Думаю, и она испытывала что-то похожее.

А потом, во время моих одиноких блужданий, каждый наш разговор снова и снова возобновлялся во мне. Я все больше ощущал, что живу ненормальной жизнью, — ее нужно менять. Иначе, чем это было сделано в Одессе.

А весной я чуть было не порвал с Фирой. Она часто уезжала: Папазян старался создать свой театр, но так и остался только гастролером, каким до него был и великий Павел Орленев. Между ними, кстати, было много общего — кроме выговора и репертуара.

Во время Фириных отлучек (впрочем, зачастую и при ней тоже) в доме безраздельно хозяйничала Маруся. Борис обычно приходил поздно — он, в отличие от меня, не увлекался пустыми хождениями, просто работал. Из всех нас Наташка больше всего любила Марусю (и даже едва ли не сильнее, чем собственную мать). Во всяком случае, ко мне на руки она просилась редко, а с Марусиных старалась не слезать.

И вот во время одного из Фириных возвращений я случайно увидел ее паспорт: Маруся убирала чемодан из прихожей, он раскрылся, вещи вывалились. Я поднял паспорт — и он распахнулся. Ошеломленный, я смотрел на страничку, где было означено семейное положение владелицы. Там стоял штамп, в нем красивым почерком был четко записан брак Фиры. Мужем значился Борис Давидович Ланда.

Не помню, что я думал. Не уверен, что у меня в голове вообще были какие-нибудь четкие мысли. Меня словно прихлопнули.

Я положил паспорт в карман и сел ужинать. В тот вечер Борис явился первым, и, повозившись с какими-то чертежами, завалился на диван в своей комнате. Маруся легла на свою раскладушку, уложив и усыпив Наташку, еще до того, как вернулась Фира. У нее был какой-то спектакль, она пришла утомленная, но веселая — видимо, представление удалось. Маруся оставила ей ужин в нашей комнате — Фира ела с аппетитом, только пожаловалась, что чай уже остыл.

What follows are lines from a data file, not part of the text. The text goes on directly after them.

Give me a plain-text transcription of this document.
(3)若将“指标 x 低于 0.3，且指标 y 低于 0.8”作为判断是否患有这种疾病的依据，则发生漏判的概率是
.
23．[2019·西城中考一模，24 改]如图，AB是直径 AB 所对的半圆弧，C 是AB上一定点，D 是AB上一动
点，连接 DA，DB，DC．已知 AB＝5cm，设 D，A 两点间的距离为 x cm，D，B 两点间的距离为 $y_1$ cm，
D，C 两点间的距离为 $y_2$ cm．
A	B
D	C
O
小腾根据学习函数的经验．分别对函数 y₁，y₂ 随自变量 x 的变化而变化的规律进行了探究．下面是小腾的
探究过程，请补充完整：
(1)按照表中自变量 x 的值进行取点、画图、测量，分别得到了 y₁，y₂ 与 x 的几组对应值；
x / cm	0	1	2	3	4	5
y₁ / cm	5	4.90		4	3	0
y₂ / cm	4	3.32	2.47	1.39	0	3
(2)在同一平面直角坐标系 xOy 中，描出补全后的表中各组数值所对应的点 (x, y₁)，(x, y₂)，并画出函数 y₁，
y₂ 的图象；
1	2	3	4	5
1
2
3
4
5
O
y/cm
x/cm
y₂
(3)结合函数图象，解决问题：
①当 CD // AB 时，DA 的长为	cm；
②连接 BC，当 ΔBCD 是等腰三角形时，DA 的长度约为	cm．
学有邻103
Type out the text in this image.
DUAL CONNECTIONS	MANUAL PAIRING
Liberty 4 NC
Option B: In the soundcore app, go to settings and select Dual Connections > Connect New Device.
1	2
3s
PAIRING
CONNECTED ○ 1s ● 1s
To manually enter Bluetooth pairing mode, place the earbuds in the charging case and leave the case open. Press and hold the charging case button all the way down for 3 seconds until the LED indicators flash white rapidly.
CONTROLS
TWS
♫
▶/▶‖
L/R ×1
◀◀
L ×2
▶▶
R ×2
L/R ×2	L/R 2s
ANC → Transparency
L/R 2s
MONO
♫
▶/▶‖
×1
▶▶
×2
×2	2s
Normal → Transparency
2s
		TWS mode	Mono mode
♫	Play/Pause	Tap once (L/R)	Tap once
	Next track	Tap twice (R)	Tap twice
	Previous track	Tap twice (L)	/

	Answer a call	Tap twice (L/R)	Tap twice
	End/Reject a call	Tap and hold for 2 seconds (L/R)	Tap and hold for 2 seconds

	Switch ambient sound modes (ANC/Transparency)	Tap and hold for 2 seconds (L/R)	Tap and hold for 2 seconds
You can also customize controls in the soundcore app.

— Ты сегодня какой-то мрачный, — сказала она, внимательно всматриваясь в меня. — Что-то случилось?

— Кое-что. Расскажу, когда закончишь с ужином.

Она быстро допила чай.

— Я поужинала. Можешь рассказывать, что произошло.

Я молча протянул ей паспорт, раскрытый на странице, где стоял штамп. Фира, еще не взяв его в руки, сильно побледнела, потом бурно залилась краской. Я догадывался, что сердце тяжело заметалось в ее груди. И, как она ни старалась сдержаться, голос ее вдруг охрип и задрожал.

— Ты увидел сам? Я давно хотела тебе сказать, но все как-то забывала.

— О чем ты забывала мне сказать? Что стала двоемужницей?

Она возмутилась. Она вообще как-то очень быстро пришла в себя. Вероятно, она не раз продумывала, как объяснить мне новый штамп (если, конечно, я его увижу). И она была не из тех, кто не способен вполне благообразно, даже благородно объяснить любые свои поступки. Она сразу перешла в наступление.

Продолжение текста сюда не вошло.